# Extreme trail class



## farmpony84 (Apr 21, 2008)

That was SO cool. It looked like a ton of fun, although... I don't quite get the pink ears....


----------



## Copperhead (Jun 27, 2012)

I was so proud of my mare for standing there with her foot in a bucket so I could soak it. And then I watch something like this...puts it all into perspective!


----------



## farmpony84 (Apr 21, 2008)

I have a horse that would have blown through that course... totally aced it... (no fear)... Why didn't I have stuff like that when he was young? Now that he's 29 and hard of vision....


----------



## MissColors (Jul 17, 2011)

Looks like so much fun :d


----------



## farmpony84 (Apr 21, 2008)

I'm going to look for a clip I watched not long ago ... It made me cry... be back in a minute...


----------



## farmpony84 (Apr 21, 2008)

here it is:


----------



## equiniphile (Aug 16, 2009)

I've ridden one horse that I'm confident could complete that course--Arthur, my 26 yr old Paso with severe ERU in one eye. My other horses? Pssh, no way.


----------



## Brighteyes (Mar 8, 2009)

Oooh!
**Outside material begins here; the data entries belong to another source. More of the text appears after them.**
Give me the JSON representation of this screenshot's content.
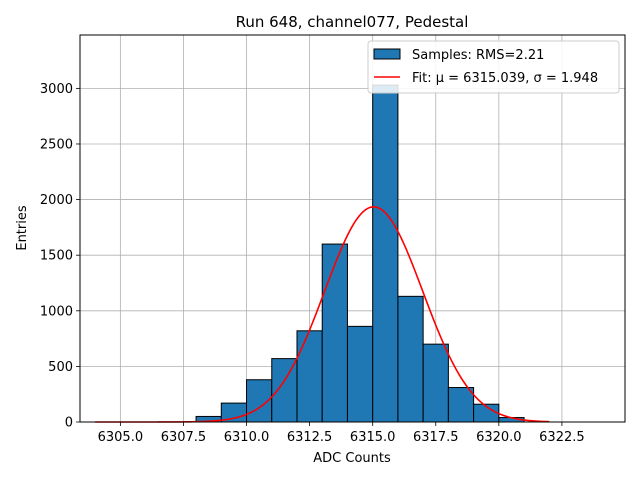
{
  "chart_data": {
    "type": "bar",
    "title": "Run 648, channel077, Pedestal",
    "xlabel": "ADC Counts",
    "ylabel": "Entries",
    "xlim": [
      6303.4,
      6325.0
    ],
    "ylim": [
      0,
      3480
    ],
    "x_ticks": [
      6305.0,
      6307.5,
      6310.0,
      6312.5,
      6315.0,
      6317.5,
      6320.0,
      6322.5
    ],
    "x_tick_labels": [
      "6305.0",
      "6307.5",
      "6310.0",
      "6312.5",
      "6315.0",
      "6317.5",
      "6320.0",
      "6322.5"
    ],
    "y_ticks": [
      0,
      500,
      1000,
      1500,
      2000,
      2500,
      3000
    ],
    "y_tick_labels": [
      "0",
      "500",
      "1000",
      "1500",
      "2000",
      "2500",
      "3000"
    ],
    "grid": true,
    "legend_position": "top-right",
    "colors": {
      "bar_fill": "#1f77b4",
      "bar_edge": "#000000",
      "fit_line": "#ff0000",
      "grid": "#b0b0b0"
    },
    "histogram": {
      "name": "Samples: RMS=2.21",
      "bin_edges": [
        6308.0,
        6309.0,
        6310.0,
        6311.0,
        6312.0,
        6313.0,
        6314.0,
        6315.0,
        6316.0,
        6317.0,
        6318.0,
        6319.0,
        6320.0,
        6321.0
      ],
      "counts": [
        50,
        170,
        380,
        570,
        820,
        1600,
        860,
        3030,
        1130,
        700,
        310,
        160,
        40
      ]
    },
    "fit": {
      "name": "Fit: μ = 6315.039, σ = 1.948",
      "mu": 6315.039,
      "sigma": 1.948,
      "amplitude": 1935,
      "x_range": [
        6304.0,
        6322.0
      ]
    }
  }
}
That looks super fun.


My mare might be able to complete it, but not gracefully and certainly not that fast! I woud also have a terrible time remembering the course. :shock:


----------



## Lonestar22 (May 22, 2009)

I think Daisy and I could do it. Probably not so fast but we could get it done.


----------



## existentialpony (Dec 4, 2012)

farmpony you're killin' me...


----------



## farmpony84 (Apr 21, 2008)

existentialpony said:


> farmpony you're killin' me...


videos don't normally effect me and I started watching that one and was like... eh... and then halfway through I was wiping tears....


----------



## Copperhead (Jun 27, 2012)

farmpony84 said:


> videos don't normally effect me and I started watching that one and was like... eh... and then halfway through I was wiping tears....
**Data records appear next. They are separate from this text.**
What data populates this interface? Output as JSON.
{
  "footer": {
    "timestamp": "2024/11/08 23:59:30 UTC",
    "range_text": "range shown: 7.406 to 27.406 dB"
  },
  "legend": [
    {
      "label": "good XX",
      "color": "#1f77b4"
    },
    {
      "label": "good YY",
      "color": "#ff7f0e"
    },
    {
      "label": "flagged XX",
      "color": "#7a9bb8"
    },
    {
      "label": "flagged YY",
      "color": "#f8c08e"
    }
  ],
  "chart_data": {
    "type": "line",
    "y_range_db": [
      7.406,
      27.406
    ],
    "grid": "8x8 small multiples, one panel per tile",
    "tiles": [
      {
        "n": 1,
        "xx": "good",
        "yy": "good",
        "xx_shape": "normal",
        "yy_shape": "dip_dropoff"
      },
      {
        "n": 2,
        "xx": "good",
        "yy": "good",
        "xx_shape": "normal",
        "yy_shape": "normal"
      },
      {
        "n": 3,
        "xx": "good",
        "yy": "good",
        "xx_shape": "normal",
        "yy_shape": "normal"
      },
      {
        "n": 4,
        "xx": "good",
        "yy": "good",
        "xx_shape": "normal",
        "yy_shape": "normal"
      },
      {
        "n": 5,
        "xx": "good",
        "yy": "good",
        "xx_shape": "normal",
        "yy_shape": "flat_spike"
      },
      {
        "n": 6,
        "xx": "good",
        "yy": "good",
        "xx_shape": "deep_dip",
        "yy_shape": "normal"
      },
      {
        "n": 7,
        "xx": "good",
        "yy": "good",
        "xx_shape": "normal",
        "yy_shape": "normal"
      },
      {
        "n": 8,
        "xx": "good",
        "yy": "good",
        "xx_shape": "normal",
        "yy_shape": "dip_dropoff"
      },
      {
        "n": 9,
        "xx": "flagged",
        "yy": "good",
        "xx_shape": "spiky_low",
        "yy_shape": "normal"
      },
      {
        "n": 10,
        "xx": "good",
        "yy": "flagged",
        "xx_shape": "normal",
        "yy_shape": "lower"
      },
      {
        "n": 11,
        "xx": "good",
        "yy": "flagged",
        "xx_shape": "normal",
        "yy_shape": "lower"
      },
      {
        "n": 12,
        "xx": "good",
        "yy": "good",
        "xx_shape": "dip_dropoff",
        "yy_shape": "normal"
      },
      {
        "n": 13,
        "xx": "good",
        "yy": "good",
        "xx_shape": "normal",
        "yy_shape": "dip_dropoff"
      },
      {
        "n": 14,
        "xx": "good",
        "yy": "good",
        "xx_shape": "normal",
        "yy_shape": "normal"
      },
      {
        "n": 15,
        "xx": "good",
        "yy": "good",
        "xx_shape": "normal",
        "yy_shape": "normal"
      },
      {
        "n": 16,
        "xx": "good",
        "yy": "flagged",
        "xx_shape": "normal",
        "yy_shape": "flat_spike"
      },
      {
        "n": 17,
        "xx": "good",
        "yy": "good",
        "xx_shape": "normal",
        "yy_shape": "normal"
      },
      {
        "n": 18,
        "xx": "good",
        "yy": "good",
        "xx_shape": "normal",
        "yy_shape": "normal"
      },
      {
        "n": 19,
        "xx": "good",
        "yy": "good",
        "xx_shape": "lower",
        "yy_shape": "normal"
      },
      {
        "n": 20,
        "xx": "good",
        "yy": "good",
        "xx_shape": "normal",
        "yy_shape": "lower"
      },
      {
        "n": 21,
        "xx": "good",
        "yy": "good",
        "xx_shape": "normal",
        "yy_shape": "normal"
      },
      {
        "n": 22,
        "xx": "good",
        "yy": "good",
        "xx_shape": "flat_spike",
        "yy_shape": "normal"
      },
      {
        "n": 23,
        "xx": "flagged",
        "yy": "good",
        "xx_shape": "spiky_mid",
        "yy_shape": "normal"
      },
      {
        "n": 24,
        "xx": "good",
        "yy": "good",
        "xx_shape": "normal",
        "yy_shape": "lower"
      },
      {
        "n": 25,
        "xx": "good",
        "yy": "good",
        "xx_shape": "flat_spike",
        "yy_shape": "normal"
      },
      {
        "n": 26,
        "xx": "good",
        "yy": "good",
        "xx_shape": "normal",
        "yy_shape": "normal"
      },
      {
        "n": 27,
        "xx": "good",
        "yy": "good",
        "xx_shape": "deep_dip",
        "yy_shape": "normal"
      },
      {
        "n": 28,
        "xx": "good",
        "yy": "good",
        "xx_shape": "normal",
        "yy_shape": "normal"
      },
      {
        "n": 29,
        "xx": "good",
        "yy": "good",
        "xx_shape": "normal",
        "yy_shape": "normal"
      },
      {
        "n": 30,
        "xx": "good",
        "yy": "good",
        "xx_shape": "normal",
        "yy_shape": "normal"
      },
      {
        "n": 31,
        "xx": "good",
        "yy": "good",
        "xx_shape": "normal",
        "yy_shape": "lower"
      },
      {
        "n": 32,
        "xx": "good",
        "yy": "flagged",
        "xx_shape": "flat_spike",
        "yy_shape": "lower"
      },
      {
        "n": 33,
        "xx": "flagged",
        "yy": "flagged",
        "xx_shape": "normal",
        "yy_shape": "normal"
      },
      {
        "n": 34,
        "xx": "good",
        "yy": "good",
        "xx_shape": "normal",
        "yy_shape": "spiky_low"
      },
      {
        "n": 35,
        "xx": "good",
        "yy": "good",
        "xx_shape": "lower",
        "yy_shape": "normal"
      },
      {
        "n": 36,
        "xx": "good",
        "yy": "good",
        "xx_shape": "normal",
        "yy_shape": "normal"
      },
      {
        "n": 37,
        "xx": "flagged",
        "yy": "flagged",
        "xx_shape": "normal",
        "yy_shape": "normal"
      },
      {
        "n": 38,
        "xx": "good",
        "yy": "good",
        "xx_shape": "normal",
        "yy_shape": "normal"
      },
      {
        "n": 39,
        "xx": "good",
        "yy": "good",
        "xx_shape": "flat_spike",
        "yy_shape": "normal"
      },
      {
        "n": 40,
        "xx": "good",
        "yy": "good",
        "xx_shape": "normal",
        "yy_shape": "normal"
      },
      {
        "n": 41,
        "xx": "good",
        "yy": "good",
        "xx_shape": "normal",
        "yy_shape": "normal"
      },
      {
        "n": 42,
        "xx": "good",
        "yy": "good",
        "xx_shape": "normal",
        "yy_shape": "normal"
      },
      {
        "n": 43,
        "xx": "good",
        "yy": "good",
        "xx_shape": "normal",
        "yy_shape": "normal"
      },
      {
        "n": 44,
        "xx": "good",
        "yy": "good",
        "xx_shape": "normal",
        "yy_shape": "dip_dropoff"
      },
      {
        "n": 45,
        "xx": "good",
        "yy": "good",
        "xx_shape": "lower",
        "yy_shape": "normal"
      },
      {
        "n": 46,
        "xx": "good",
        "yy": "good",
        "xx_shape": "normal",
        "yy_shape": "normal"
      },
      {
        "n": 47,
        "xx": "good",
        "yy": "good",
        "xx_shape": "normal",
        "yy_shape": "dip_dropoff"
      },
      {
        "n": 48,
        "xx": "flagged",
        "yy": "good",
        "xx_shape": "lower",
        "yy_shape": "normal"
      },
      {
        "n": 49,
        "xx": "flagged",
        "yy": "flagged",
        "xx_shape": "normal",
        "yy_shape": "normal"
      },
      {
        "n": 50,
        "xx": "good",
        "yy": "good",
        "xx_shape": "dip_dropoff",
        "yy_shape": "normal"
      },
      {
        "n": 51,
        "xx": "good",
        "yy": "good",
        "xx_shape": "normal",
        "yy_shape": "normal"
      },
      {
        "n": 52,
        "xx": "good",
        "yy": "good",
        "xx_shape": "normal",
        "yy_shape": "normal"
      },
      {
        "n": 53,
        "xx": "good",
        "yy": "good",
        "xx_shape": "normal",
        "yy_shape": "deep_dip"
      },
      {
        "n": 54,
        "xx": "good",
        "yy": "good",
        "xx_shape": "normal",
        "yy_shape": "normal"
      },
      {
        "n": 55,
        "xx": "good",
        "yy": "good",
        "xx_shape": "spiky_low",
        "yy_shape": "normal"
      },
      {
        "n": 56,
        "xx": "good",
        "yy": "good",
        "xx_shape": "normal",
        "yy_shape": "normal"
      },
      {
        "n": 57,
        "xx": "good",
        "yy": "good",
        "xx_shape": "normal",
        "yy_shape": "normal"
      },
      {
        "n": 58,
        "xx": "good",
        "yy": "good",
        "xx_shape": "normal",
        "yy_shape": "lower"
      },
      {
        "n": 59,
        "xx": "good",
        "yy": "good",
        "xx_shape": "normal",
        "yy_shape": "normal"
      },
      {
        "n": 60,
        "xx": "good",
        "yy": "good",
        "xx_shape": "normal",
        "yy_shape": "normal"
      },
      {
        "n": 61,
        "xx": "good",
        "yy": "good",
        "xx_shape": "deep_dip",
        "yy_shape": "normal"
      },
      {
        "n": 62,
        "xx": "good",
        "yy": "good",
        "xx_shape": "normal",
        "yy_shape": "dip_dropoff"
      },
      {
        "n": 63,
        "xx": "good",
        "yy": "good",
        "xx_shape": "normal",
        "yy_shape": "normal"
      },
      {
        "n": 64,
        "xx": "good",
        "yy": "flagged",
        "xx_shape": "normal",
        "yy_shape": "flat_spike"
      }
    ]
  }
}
Thats because the horse was doing subpar stuff when it came to trails and whatnot, and then you learn he is _completely blind_ and to be doing that, he has to have full trust and communication with his rider. It suddenly made all that subpar stuff incredible. It was an amazing story/video.


----------



## farmpony84 (Apr 21, 2008)

and then when she said "You don't tell a 15 year old to put her first horse down".... I was like... WWWWWWWWAILLLLL!!!!!


----------



## smrobs (Jul 30, 2008)

Well, I don't know exactly how I should feel about that, lucky or cursed. That's not so different than the type of country I commonly ride in. The only thing that I've been short on the last couple of years is the groundwater as I have to ride a few miles to get to any sort of creek.

Granted, I normally don't lope my "trails" (unless I'm working cattle and have no choice)...but then again, where I ride, there are very few trails that have more than deer or cows using them (neither of which have to worry about low hanging branches). I just have to pick my way through wherever I can :lol:.


----------